Advantages of Toluidine Blue Staining

• It is a low-cost staining method and the dye is easily available in most laboratories.
• It is simple to perform and the staining procedure takes very little time, especially in frozen sections.
• It gives rapid results, making it suitable for quick evaluation in Mohs surgery and other immediate examinations.
• It clearly identifies mast cells, as the heparin-rich granules show strong metachromasia.
• It provides a good contrast, where mast cells appear purple or red-violet against a blue background.
• It helps in observing mast cell granules due to the clear and dense metachromatic appearance.
• It shows the functional status of mast cells, since intact cells stain metachromatically and degranulated cells stain orthochromatically.
• It acts as a useful histochemical stain for demonstrating mucins, cartilage matrix and other acidic components.
• It helps in studying changes in chromatin and extracellular proteoglycan complexes during various physiological events.
• It is used as a vital stain in the oral cavity, helping to detect dysplasia and carcinoma in living tissues.
• It assists in outlining lesions, showing the extent of abnormal epithelium before surgical excision.
• It helps in selecting biopsy sites by marking the areas that retain deep blue staining.
• It supports cancer surveillance, especially in high-risk individuals for oral malignancy.
• It is better than H&E stain for identifying mast cells, which are otherwise difficult to observe.
• It gives superior contrast compared to many other histochemical stains, showing higher mast cell density in different lesions.

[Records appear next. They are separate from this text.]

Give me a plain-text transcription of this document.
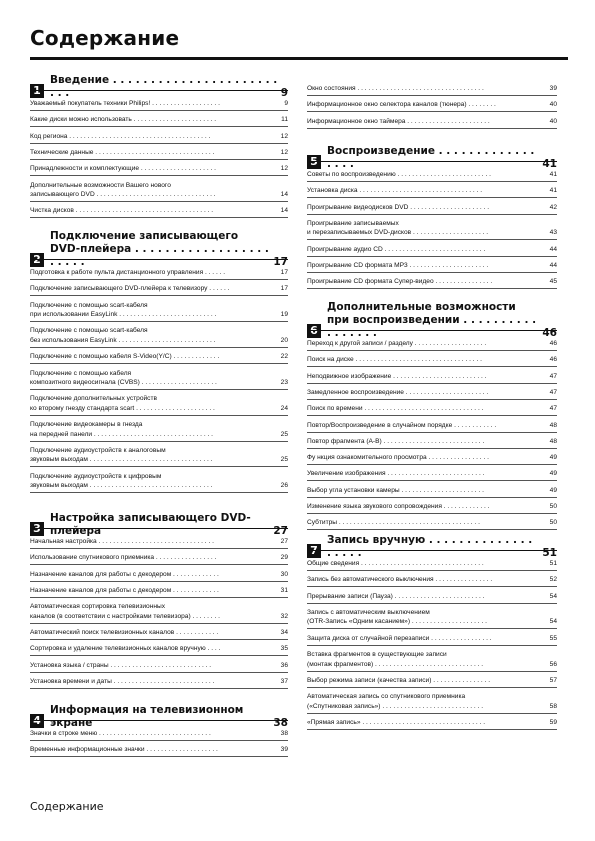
Содержание
1
Введение . . . . . . . . . . . . . . . . . . . . . . . . .	9
Уважаемый покупатель техники Philips! . . . . . . . . . . . . . . . . . . .	9
Какие диски можно использовать . . . . . . . . . . . . . . . . . . . . . . .	11
Код региона . . . . . . . . . . . . . . . . . . . . . . . . . . . . . . . . . . . . . . .	12
Технические данные . . . . . . . . . . . . . . . . . . . . . . . . . . . . . . . . .	12
Принадлежности и комплектующие . . . . . . . . . . . . . . . . . . . . .	12
Дополнительные возможности Вашего нового
записывающего DVD . . . . . . . . . . . . . . . . . . . . . . . . . . . . . . . . .	14
Чистка дисков . . . . . . . . . . . . . . . . . . . . . . . . . . . . . . . . . . . . . .	14
2
Подключение записывающего
DVD-плейера . . . . . . . . . . . . . . . . . . . . . . .	17
Подготовка к работе пульта дистанционного управления . . . . . .	17
Подключение записывающего DVD-плейера к телевизору . . . . . .	17
Подключение с помощью scart-кабеля
при использовании EasyLink . . . . . . . . . . . . . . . . . . . . . . . . . . .	19
Подключение с помощью scart-кабеля
без использования EasyLink . . . . . . . . . . . . . . . . . . . . . . . . . . .	20
Подключение с помощью кабеля S-Video(Y/C) . . . . . . . . . . . . .	22
Подключение с помощью кабеля
композитного видеосигнала (CVBS) . . . . . . . . . . . . . . . . . . . . .	23
Подключение дополнительных устройств
ко второму гнезду стандарта scart . . . . . . . . . . . . . . . . . . . . . .	24
Подключение видеокамеры в гнезда
на передней панели . . . . . . . . . . . . . . . . . . . . . . . . . . . . . . . . .	25
Подключение аудиоустройств к аналоговым
звуковым выходам . . . . . . . . . . . . . . . . . . . . . . . . . . . . . . . . . .	25
Подключение аудиоустройств к цифровым
звуковым выходам . . . . . . . . . . . . . . . . . . . . . . . . . . . . . . . . . .	26
3
Настройка записывающего DVD-плейера	27
Начальная настройка . . . . . . . . . . . . . . . . . . . . . . . . . . . . . . . .	27
Использование спутникового приемника . . . . . . . . . . . . . . . . .	29
Назначение каналов для работы с декодером . . . . . . . . . . . . .	30
Назначение каналов для работы с декодером . . . . . . . . . . . . .	31
Автоматическая сортировка телевизионных
каналов (в соответствии с настройками телевизора) . . . . . . . .	32
Автоматический поиск телевизионных каналов . . . . . . . . . . . .	34
Сортировка и удаление телевизионных каналов вручную . . . .	35
Установка языка / страны . . . . . . . . . . . . . . . . . . . . . . . . . . . .	36
Установка времени и даты . . . . . . . . . . . . . . . . . . . . . . . . . . . .	37
4
Информация на телевизионном экране	38
Значки в строке меню . . . . . . . . . . . . . . . . . . . . . . . . . . . . . . .	38
Временные информационные значки . . . . . . . . . . . . . . . . . . . .	39
Окно состояния . . . . . . . . . . . . . . . . . . . . . . . . . . . . . . . . . . .	39
Информационное окно селектора каналов (тюнера) . . . . . . . .	40
Информационное окно таймера . . . . . . . . . . . . . . . . . . . . . . .	40
5
Воспроизведение . . . . . . . . . . . . . . . . .	41
Советы по воспроизведению . . . . . . . . . . . . . . . . . . . . . . . . . .	41
Установка диска . . . . . . . . . . . . . . . . . . . . . . . . . . . . . . . . . .	41
Проигрывание видеодисков DVD . . . . . . . . . . . . . . . . . . . . . .	42
Проигрывание записываемых
и перезаписываемых DVD-дисков . . . . . . . . . . . . . . . . . . . . .	43
Проигрывание аудио CD . . . . . . . . . . . . . . . . . . . . . . . . . . . .	44
Проигрывание CD формата MP3 . . . . . . . . . . . . . . . . . . . . . .	44
Проигрывание CD формата Супер-видео . . . . . . . . . . . . . . . .	45
6
Дополнительные возможности
при воспроизведении . . . . . . . . . . . . . . . . .	46
Переход к другой записи / разделу . . . . . . . . . . . . . . . . . . . .	46
Поиск на диске . . . . . . . . . . . . . . . . . . . . . . . . . . . . . . . . . . .	46
Неподвижное изображение . . . . . . . . . . . . . . . . . . . . . . . . . .	47
Замедленное воспроизведение . . . . . . . . . . . . . . . . . . . . . . .	47
Поиск по времени . . . . . . . . . . . . . . . . . . . . . . . . . . . . . . . . .	47
Повтор/Воспроизведение в случайном порядке . . . . . . . . . . . .	48
Повтор фрагмента (A-B) . . . . . . . . . . . . . . . . . . . . . . . . . . . .	48
Фу нкция ознакомительного просмотра . . . . . . . . . . . . . . . . .	49
Увеличение изображения . . . . . . . . . . . . . . . . . . . . . . . . . . .	49
Выбор угла установки камеры . . . . . . . . . . . . . . . . . . . . . . .	49
Изменение языка звукового сопровождения . . . . . . . . . . . . .	50
Субтитры . . . . . . . . . . . . . . . . . . . . . . . . . . . . . . . . . . . . . . .	50
7
Запись вручную . . . . . . . . . . . . . . . . . . .	51
Общие сведения . . . . . . . . . . . . . . . . . . . . . . . . . . . . . . . . . .	51
Запись без автоматического выключения . . . . . . . . . . . . . . . .	52
Прерывание записи (Пауза) . . . . . . . . . . . . . . . . . . . . . . . . .	54
Запись с автоматическим выключением
(OTR-Запись «Одним касанием») . . . . . . . . . . . . . . . . . . . . .	54
Защита диска от случайной перезаписи . . . . . . . . . . . . . . . . .	55
Вставка фрагментов в существующие записи
(монтаж фрагментов) . . . . . . . . . . . . . . . . . . . . . . . . . . . . . .	56
Выбор режима записи (качества записи) . . . . . . . . . . . . . . . .	57
Автоматическая запись со спутникового приемника
(«Спутниковая запись») . . . . . . . . . . . . . . . . . . . . . . . . . . . .	58
«Прямая запись» . . . . . . . . . . . . . . . . . . . . . . . . . . . . . . . . . .	59
Содержание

Limitations of Toluidine Blue Staining

• It is highly sensitive to fixation, and the dye loses metachromasia if formalin is used, causing heparin to leach out from mast cell granules.
• It leads to underestimation of mast cell number, because the water-soluble granule contents diffuse during routine processing.
• It depends greatly on non-aldehyde fixatives, and proper mast cell staining is seen mainly with Carnoy’s fluid or Mota’s basic lead acetate.
• It shows much lower mast cell counts than IHC, since immunohistochemical markers like mast cell tryptase detect both intact and degranulated cells.
• It is not specific for mast cells, because basophils and some macrophages can also show metachromatic staining.
• It stains many other acidic structures, such as goblet cells, mucins and other GAG-rich components, reducing selectivity.
• It is technique-dependent, as prolonged staining can cause loss of selectivity and lead to metachromasia in other cell types such as eosinophils.
• It fails to detect degranulated mast cells, because the expelled granules lose the high anionic density needed for metachromasia.
• It cannot identify immature mast cells easily, since they contain less heparin and require long staining periods for proper visualization.
• It may provide inferior contrast, and other stains such as MGG or Astra blue can show mast cells more clearly in some tissues.
• It can give false-positive results in vital staining, because inflammatory or ulcerated tissues may retain the dye.
• It may miss early premalignant changes, as some studies reported high false-negative values when detecting early lesions.